Genetic Transfer and Engineering

• Genetic Recombination:

  • Conjugation: Direct transfer via pilus. Donor ($F^+$) transfers a plasmid to recipient ($F^-$).

  • Transformation: Indirect transfer; recipient cell accepts $DNA$ fragments from a lysed donor cell.

  • Transduction: Bacteriophage carries $DNA$ from a donor to a recipient.

• Transposons: "Jumping genes" that shift locations within the genome.

• Recombinant DNA Technology: Deliberate modification of an organism's genome for industrial or medical use.

  • Cloning: Inserting a target gene into a vector (plasmid/virus) and then into a cloning host (bacteria/yeast).
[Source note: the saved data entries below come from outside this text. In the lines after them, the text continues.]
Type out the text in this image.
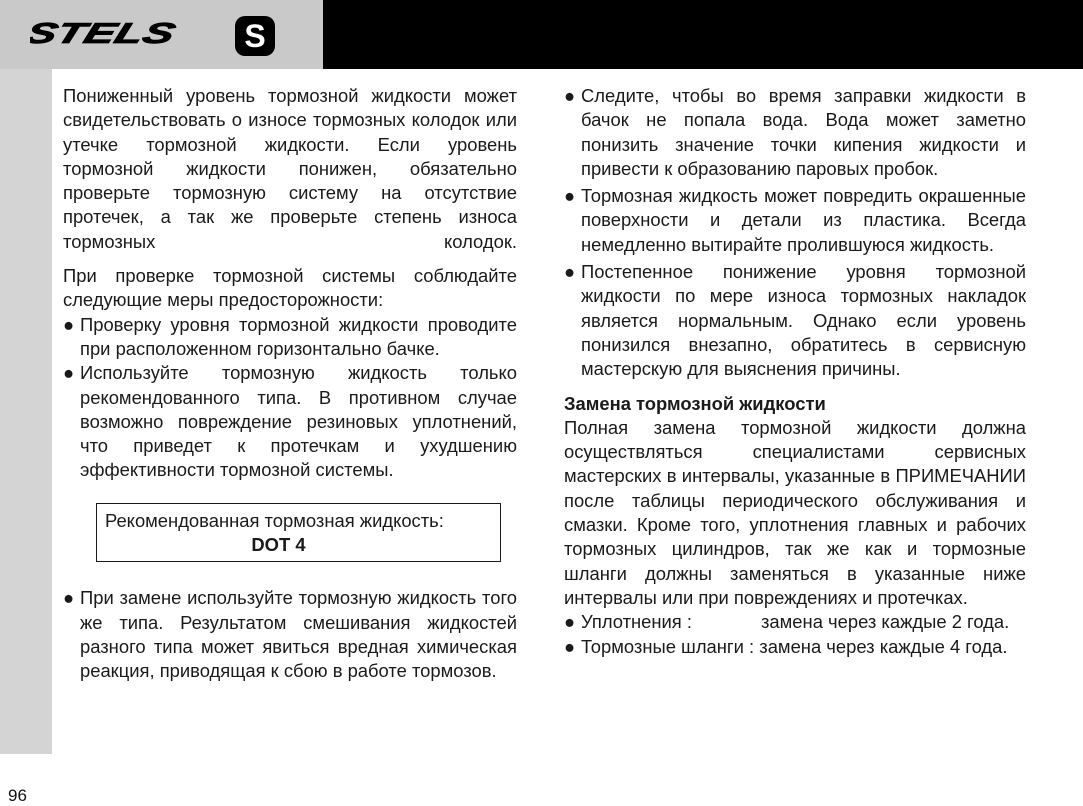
STELS S
96

Пониженный уровень тормозной жидкости может свидетельствовать о износе тормозных колодок или утечке тормозной жидкости. Если уровень тормозной жидкости понижен, обязательно проверьте тормозную систему на отсутствие протечек, а так же проверьте степень износа тормозных колодок.

При проверке тормозной системы соблюдайте следующие меры предосторожности:

● Проверку уровня тормозной жидкости проводите при расположенном горизонтально бачке.

● Используйте тормозную жидкость только рекомендованного типа. В противном случае возможно повреждение резиновых уплотнений, что приведет к протечкам и ухудшению эффективности тормозной системы.

Рекомендованная тормозная жидкость:
DOT 4
● При замене используйте тормозную жидкость того же типа. Результатом смешивания жидкостей разного типа может явиться вредная химическая реакция, приводящая к сбою в работе тормозов.

● Следите, чтобы во время заправки жидкости в бачок не попала вода. Вода может заметно понизить значение точки кипения жидкости и привести к образованию паровых пробок.

● Тормозная жидкость может повредить окрашенные поверхности и детали из пластика. Всегда немедленно вытирайте пролившуюся жидкость.

● Постепенное понижение уровня тормозной жидкости по мере износа тормозных накладок является нормальным. Однако если уровень понизился внезапно, обратитесь в сервисную мастерскую для выяснения причины.

Замена тормозной жидкости

Полная замена тормозной жидкости должна осуществляться специалистами сервисных мастерских в интервалы, указанные в ПРИМЕЧАНИИ после таблицы периодического обслуживания и смазки. Кроме того, уплотнения главных и рабочих тормозных цилиндров, так же как и тормозные шланги должны заменяться в указанные ниже интервалы или при повреждениях и протечках.

● Уплотнения :	замена через каждые 2 года.
● Тормозные шланги : замена через каждые 4 года.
• Genetically Modified Organisms (GMOs):

  • Medical Products: Insulin, Human Growth Hormone ($HGH$), Factor VIII, Erythropoietin ($EPO$), Interferons.

  • Plants: Purple cherry tomatoes (high antioxidants), Wheat (fungal resistance), Golden rice (beta-carotene).

  • Animals: Pig (Factor VIII), Sheep (alpha antitrypsin), Goat (spider silk in milk).

• Gene Therapy:

  • Ex Vivo: Cells removed, treated with a healthy gene, and reinserted.

  • In Vivo: Naked $DNA$ or vectors introduced directly into the body.

• Metabolism is defined as all chemical and physical workings of the cell. It encompasses thousands of distinct reactions occurring simultaneously, facilitating growth, reproduction, structural maintenance, and environmental response.

• Metabolism is divided into two primary general categories:

  • Catabolism: This involves the degradation or breaking down of larger molecules into smaller molecules. These reactions are typically exergonic, meaning they involve the releasing of energy, which can be harnessed to perform cellular work. Common catabolic pathways include glycolysis and the citric acid cycle that break down glucose and fatty acids.

  • Anabolism (Biosynthesis): This involves building larger biomolecules from smaller building blocks such as amino acids and nucleotides. These reactions are typically endergonic, requiring energy input that is harvested from catabolic processes. Examples include protein synthesis and DNA replication.

• Linkage and Complementarity: While anabolism and catabolism have opposite effects, they are fundamentally linked and complementary; a cell cannot maintain one without the other. This relationship is crucial for the overall energy balance within the cell, as the energy released from catabolic reactions powers anabolic reactions.